International

MSF au sujet des frappes saoudiennes sur ses hôpitaux au Yémen : «Un mépris total de la vie civile»

A la veille d’une réunion du Conseil de sécurité de l’ONU sur la protection des missions médicales, l’organisation Médecins Sans Frontières a publié un rapport révélant de nouveaux détails sur les frappes saoudiennes contre ses hôpitaux au Yémen.

Le rapport publié par MSF a révélé de nouveaux détails sur les frappes aériennes saoudiennes contre ses hôpitaux à Taiz le 2 décembre 2015 et à Abs le 15 août 2016. Le texte a conclu qu’il n’y avait «aucune raison légitime de les attaquer» et qu’il s'agissait là de «mépris total pour la vie civile». Le document souligne aussi que les deux hôpitaux fonctionnaient conformément aux lois internationales et que «leur neutralité n’avait pas été compromise».

Après l’attaque de l’hôpital d'Abs en août 2016, MSF a suspendu ses activités dans six hôpitaux dans le nord du Yémen, notant que les Saoudiens ne pouvaient fournir aucune garantie que les hôpitaux de l’ONG ne seraient plus pris pour cibles.

Le document est publié à la veille d’une réunion à huis clos du Conseil de sécurité de l’ONU sur la protection des missions médicales qui doit se tenir le 28 août. MSF a appelé les membres du Conseil de sécurité «à prendre des mesures décisives et pratiques» lors de cette rencontre pour que 2016 soit la dernière année où des hôpitaux sont bombardés alors que «le monde observe en silence».

«L’hôpital de Taiz se trouvait dans un champ vide»

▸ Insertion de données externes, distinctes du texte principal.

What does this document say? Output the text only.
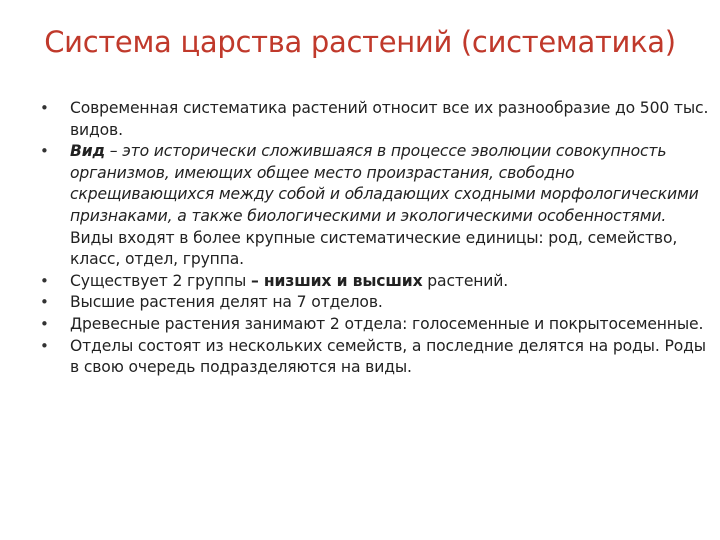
Система царства растений (систематика)
• Современная систематика растений относит все их разнообразие до 500 тыс. видов.
• Вид – это исторически сложившаяся в процессе эволюции совокупность организмов, имеющих общее место произрастания, свободно скрещивающихся между собой и обладающих сходными морфологическими признаками, а также биологическими и экологическими особенностями. Виды входят в более крупные систематические единицы: род, семейство, класс, отдел, группа.
• Существует 2 группы – низших и высших растений.
• Высшие растения делят на 7 отделов.
• Древесные растения занимают 2 отдела: голосеменные и покрытосеменные.
• Отделы состоят из нескольких семейств, а последние делятся на роды. Роды в свою очередь подразделяются на виды.
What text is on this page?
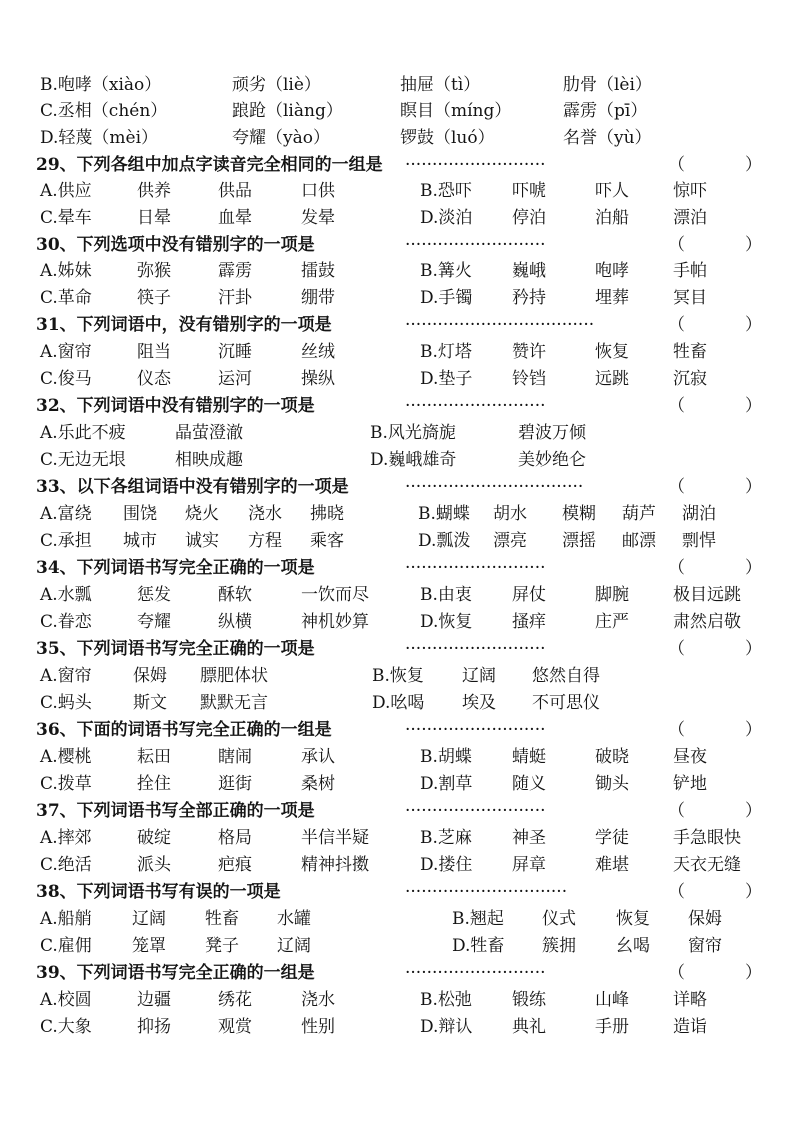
B.咆哮（xiào）	顽劣（liè）	抽屉（tì）	肋骨（lèi）
C.丞相（chén）	踉跄（liàng）	瞑目（míng）	霹雳（pī）
D.轻蔑（mèi）	夸耀（yào）	锣鼓（luó）	名誉（yù）
29、下列各组中加点字读音完全相同的一组是 ··························	（	）
A.供应	供养	供品	口供	B.恐吓 吓唬	吓人	惊吓
C.晕车	日晕	血晕	发晕	D.淡泊 停泊	泊船	漂泊
30、下列选项中没有错别字的一项是	··························	（	）
A.姊妹	弥猴	霹雳	擂鼓	B.篝火 巍峨	咆哮	手帕
C.革命	筷子	汗卦	绷带	D.手镯 矜持	埋葬	冥目
31、下列词语中，没有错别字的一项是	···································	（	）
A.窗帘	阻当	沉睡	丝绒	B.灯塔 赞许	恢复	牲畜
C.俊马	仪态	运河	操纵	D.垫子 铃铛	远跳	沉寂
32、下列词语中没有错别字的一项是	··························	（	）
A.乐此不疲	晶萤澄澈	B.风光旖旎	碧波万倾
C.无边无垠	相映成趣	D.巍峨雄奇	美妙绝仑
33、以下各组词语中没有错别字的一项是	·································	（	）
A.富绕 围饶 烧火 浇水 拂晓	B.蝴蝶 胡水 模糊 葫芦 湖泊
C.承担 城市 诚实 方程 乘客	D.瓢泼 漂亮 漂摇 邮漂 剽悍
34、下列词语书写完全正确的一项是	··························	（	）
A.水瓢	惩发	酥软	一饮而尽	B.由衷 屏仗	脚腕	极目远跳
C.眷恋	夸耀	纵横	神机妙算	D.恢复 搔痒	庄严	肃然启敬
35、下列词语书写完全正确的一项是	··························	（	）
A.窗帘 保姆 膘肥体状	B.恢复 辽阔 悠然自得
C.蚂头 斯文 默默无言	D.吆喝 埃及 不可思仪
36、下面的词语书写完全正确的一组是	··························	（	）
A.樱桃	耘田	瞎闹	承认	B.胡蝶 蜻蜓	破晓	昼夜
C.拨草	拴住	逛街	桑树	D.割草 随义	锄头	铲地
37、下列词语书写全部正确的一项是	··························	（	）
A.摔郊	破绽	格局	半信半疑	B.芝麻 神圣	学徒	手急眼快
C.绝活	派头	疤痕	精神抖擞	D.搂住 屏章	难堪	天衣无缝
38、下列词语书写有误的一项是	······························	（	）
A.船艄 辽阔 牲畜 水罐	B.翘起 仪式 恢复 保姆
C.雇佣 笼罩 凳子 辽阔	D.牲畜 簇拥 幺喝 窗帘
39、下列词语书写完全正确的一组是	··························	（	）
A.校圆	边疆	绣花	浇水	B.松弛 锻练	山峰	详略
C.大象	抑扬	观赏	性别	D.辩认 典礼	手册	造诣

L’hôpital de MSF pour les mères et leurs enfants n’avait été ouvert qu’un mois avant la frappe, en novembre 2015. Selon le rapport, cette clinique mobile de MSF avait été placée dans un champ abandonné, un endroit qualifié de sauf par l’ONG car aucune cible militaire potentielle ne se trouvait à proximité. «De plus, il n’y a pas eu de frappes aériennes ni de combats dans la région durant les mois qui ont précédé l’installation de la clinique», précise le document.

MSF avait en outre donné les coordonnées de la clinique à la coalition dirigée par l’Arabie saoudite le 29 novembre. Enfin, la tente de 6 mètres sur 5 était blanche avec un drapeau de 2 mètres sur 3 du logo de MSF. Le 2 décembre, quand les frappes aériennes ont commencé à quelques kilomètres de l’hôpital, des employés de MSF ont redonné les coordonnées de l’installation médicale à la coalition. Mais une heure après, la clinique a été bombardée et neuf personnes ont été blessées.

«L’attaque sur l’hôpital à Abs est injustifiée et non provoquée»

A Abs, l’attaque sur l’hôpital a fait plus de dégâts. 19 personnes sont mortes, 24 autres ont été blessées. Au moment de l’attaque, il y avait 60 patients et 13 nouveau-nés dans la clinique, précise le document.

Toutes les parties prenantes au conflit yéménite avaient été informées de la localisation de l’hôpital. La dernière communication des coordonnées avait été faite cinq jours avant l’attaque, le 10 août. De plus, le logo de MSF avait été peint sur le toit des immeubles et sur la porte d’entrée.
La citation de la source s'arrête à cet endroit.